Слышу свое имя и оглядываюсь. Папы нет. Слышу имя снова – оказывается, зовут другого мальчика, постарше. Он толстый и в веснушках. Рядом со мной кто-то хихикает и закашливается от своего хихиканья. В зеркальной, извивающейся от ветра стене лабиринта я вижу девочку – это она хихикала. Ее зубы растут, вытягиваются, превращаются почти что в костяной забор.
Костяной забор.
– Костя! – слышу я снова. И вдруг понимаю, что это не мое имя. Почему я думал, что позвали меня? Ведь мое имя – другое. Оно…
Хочется плакать. Я оборачиваюсь в третий раз, но папы все еще нет.
Сколько-то минут назад папа сказал мне:
– Смотри: будешь вон за тем парнем. Понял? – и всунул билет в пальцы. Я сжал его, чтобы не потерять – почти смял. Папа еще раз показал на высокого парня: – Вон тот. Тот. Видишь? ТОТ.
И несколько раз проткнул воздух пальцем. Я кивнул.
– Встань за ним в очередь и стой. Куплю пива и вернусь. Я быстро.
Так он сказал.
Я снова оглянулся и в этот момент билетерша забрала мой билет – вытянула из влажных пальцев – и оторвала корешок. Она улыбнулась мне желтыми зубами.
Билетерша легонько подтолкнула меня ко входу в лабиринт, и мне вновь захотелось плакать.
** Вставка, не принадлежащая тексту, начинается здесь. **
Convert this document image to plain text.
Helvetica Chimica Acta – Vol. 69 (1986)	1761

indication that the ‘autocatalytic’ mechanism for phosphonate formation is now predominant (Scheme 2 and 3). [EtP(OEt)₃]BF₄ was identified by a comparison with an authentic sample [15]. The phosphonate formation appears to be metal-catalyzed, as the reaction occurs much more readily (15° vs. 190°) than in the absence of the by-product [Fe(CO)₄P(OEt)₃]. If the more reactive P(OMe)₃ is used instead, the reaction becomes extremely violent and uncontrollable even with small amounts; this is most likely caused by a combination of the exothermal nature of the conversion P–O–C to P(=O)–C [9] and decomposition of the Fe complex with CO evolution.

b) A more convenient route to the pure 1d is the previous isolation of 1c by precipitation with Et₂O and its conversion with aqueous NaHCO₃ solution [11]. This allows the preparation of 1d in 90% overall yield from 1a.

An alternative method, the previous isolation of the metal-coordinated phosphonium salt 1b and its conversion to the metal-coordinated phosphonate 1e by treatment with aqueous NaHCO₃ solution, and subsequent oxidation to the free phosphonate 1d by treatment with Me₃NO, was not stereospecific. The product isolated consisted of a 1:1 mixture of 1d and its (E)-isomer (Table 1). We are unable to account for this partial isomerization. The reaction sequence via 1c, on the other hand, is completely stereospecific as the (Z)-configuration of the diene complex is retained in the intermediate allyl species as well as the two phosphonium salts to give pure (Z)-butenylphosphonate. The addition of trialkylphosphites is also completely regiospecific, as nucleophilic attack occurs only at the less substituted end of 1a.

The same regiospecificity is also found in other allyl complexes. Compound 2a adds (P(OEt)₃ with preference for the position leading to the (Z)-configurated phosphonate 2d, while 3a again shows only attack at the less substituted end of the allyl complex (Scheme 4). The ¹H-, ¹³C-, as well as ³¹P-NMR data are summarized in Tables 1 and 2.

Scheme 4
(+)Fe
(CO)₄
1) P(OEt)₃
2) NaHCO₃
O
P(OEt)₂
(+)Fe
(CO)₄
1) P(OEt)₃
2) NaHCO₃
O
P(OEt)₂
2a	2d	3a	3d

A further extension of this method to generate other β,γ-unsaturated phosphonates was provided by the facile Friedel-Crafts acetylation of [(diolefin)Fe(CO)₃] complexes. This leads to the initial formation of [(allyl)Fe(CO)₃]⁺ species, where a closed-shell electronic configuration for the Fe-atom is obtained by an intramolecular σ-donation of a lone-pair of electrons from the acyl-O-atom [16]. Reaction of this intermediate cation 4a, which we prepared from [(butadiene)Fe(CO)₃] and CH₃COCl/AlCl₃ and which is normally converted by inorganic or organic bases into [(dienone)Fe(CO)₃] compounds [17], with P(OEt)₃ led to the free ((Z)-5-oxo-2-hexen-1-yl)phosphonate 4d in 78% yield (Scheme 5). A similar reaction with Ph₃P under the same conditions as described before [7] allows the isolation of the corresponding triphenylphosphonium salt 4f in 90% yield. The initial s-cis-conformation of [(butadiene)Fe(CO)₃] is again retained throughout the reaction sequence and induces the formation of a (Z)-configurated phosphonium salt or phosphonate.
Отчаянно тянуло вернуться, подождать папу. Но я знал, что он тогда скажет. Или почти знал. Он, наверное, скажет, что я струсил. И я испугался, что он так скажет, даже почти спросит:
– Струсил?
Свистящее и узкое, как щель между зубами, слово. И разочарование в глазах.
Я шагнул в лабиринт с тем парнем, за которым папа сказал мне стоять в очереди.
Я шагнул и увидел в стене лабиринта свое перекошенное лицо. Я плачу? Или это зеркало изогнулось? Стал трогать лицо и не мог понять. Взглянул в другое зеркало. Там я смеялся. Я поднес руку к губам, чтобы проверить, нащупать. Смотрел в зеркало и не мог нащупать губ. За спиной моей стоял тот парень и улыбался. Я оглянулся. Он улыбался и в жизни, не только в зеркале.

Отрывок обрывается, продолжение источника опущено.